Churchill T A, Fedorow C A, Kneteman N M
Surgical-Medical Research Institute, University of Alberta, 1074 Dentistry-Pharmacy Building, Edmonton, Alberta, T6G 2N8, Canada.
Cryobiology. 1998 Mar;36(2):97-107. doi: 10.1006/cryo.1997.2065.
This study was designed to determine whether the metabolic adaptations developed by frogs to tolerate natural events of hypothermic hypoxia would precondition its liver for ex vivo organ storage. The metabolic responses of the frog, Rana castabiena, were compared to those of a mammalian system (rat) throughout a prolonged period of organ storage. Livers from rats and frogs were flushed and stored in UW solution at 5 degrees C for periods of 24-96 h. In frog livers, ATP was maintained high and constant over the first 24 h of storage; values ranged from 2.7 to 3.0 micro mol/g. Even after 96 h cold storage, ATP remained > 1.0 micro mol/g. In contrast, ATP levels in stored rat livers dropped rapidly, and by 4 h ATP was 1.2 micro mol/g. In terms of anaerobic endproduct accumulation, lactate levels rose 5.8 micro mol/g in frog liver (over 96 h) and by 8.6 micro mol/g in rat liver (over 24 h). This difference in flux through glycolysis was also reflected in relative rates of carbohydrate catabolism (i.e., glucose + lactate production). The rate of carbohydrate catabolism for frog liver was 0.74 micro mol/g/h compared to 2.26 micro mol/g/h for rat liver; a Q10 value of 6.2 was estimated for livers from R. castabiena. An assessment of glycolytic enzyme activities revealed that key differences in the responsiveness of pyruvate kinase to allosteric modifiers may have been responsible for the marked drop in the rate of anaerobic energy production in frog tissues. Although the concept of depressed metabolism in a lower vertebrate is not new, the data presented in this study demonstrate that a depressed metabolic state can be achieved in isolated livers from R. castabiena simply through cold exposure. With respect to clinical relevance, the results of this study indicate that energetics of stored livers can be maintained effectively through an efficient reduction in energy use in combination with a slow, yet continuous, rate of energy production facilitated by glycolysis.

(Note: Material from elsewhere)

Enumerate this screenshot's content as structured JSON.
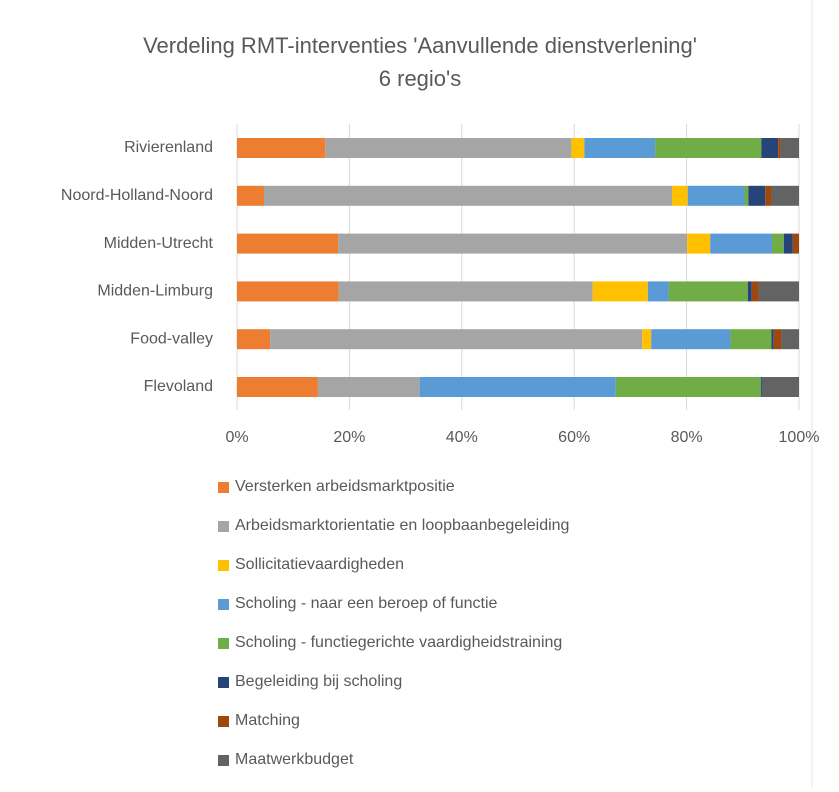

本研究旨在确定青蛙为耐受自然低温缺氧事件而产生的代谢适应性是否会使其肝脏对离体器官保存产生预处理作用。在长时间的器官保存过程中,将卡斯蒂利亚蛙(Rana castabiena)的代谢反应与哺乳动物系统(大鼠)的代谢反应进行了比较。将大鼠和青蛙的肝脏冲洗后,置于4℃的UW溶液中保存24 - 96小时。在青蛙肝脏中,储存的前24小时内ATP保持在较高且恒定的水平;值范围为2.7至3.0微摩尔/克。即使经过96小时的冷藏,ATP仍保持>1.0微摩尔/克。相比之下,储存的大鼠肝脏中的ATP水平迅速下降,到4小时时ATP为1.2微摩尔/克。就厌氧终产物积累而言,青蛙肝脏中的乳酸水平在96小时内上升了5.8微摩尔/克,而大鼠肝脏在24小时内上升了8.6微摩尔/克。糖酵解通量的这种差异也反映在碳水化合物分解代谢的相对速率上(即葡萄糖+乳酸产生)。青蛙肝脏的碳水化合物分解代谢速率为0.74微摩尔/克/小时,而大鼠肝脏为2.26微摩尔/克/小时;估计卡斯蒂利亚蛙肝脏的Q10值为6.2。对糖酵解酶活性的评估表明,丙酮酸激酶对变构调节剂反应性的关键差异可能是青蛙组织中厌氧能量产生速率显著下降的原因。虽然低等脊椎动物代谢受抑制的概念并不新鲜,但本研究提供的数据表明,仅通过冷暴露就能使卡斯蒂利亚蛙的离体肝脏达到代谢受抑制状态。就临床相关性而言,本研究结果表明,通过有效减少能量使用以及糖酵解促进的缓慢但持续的能量产生速率,可以有效地维持储存肝脏的能量学。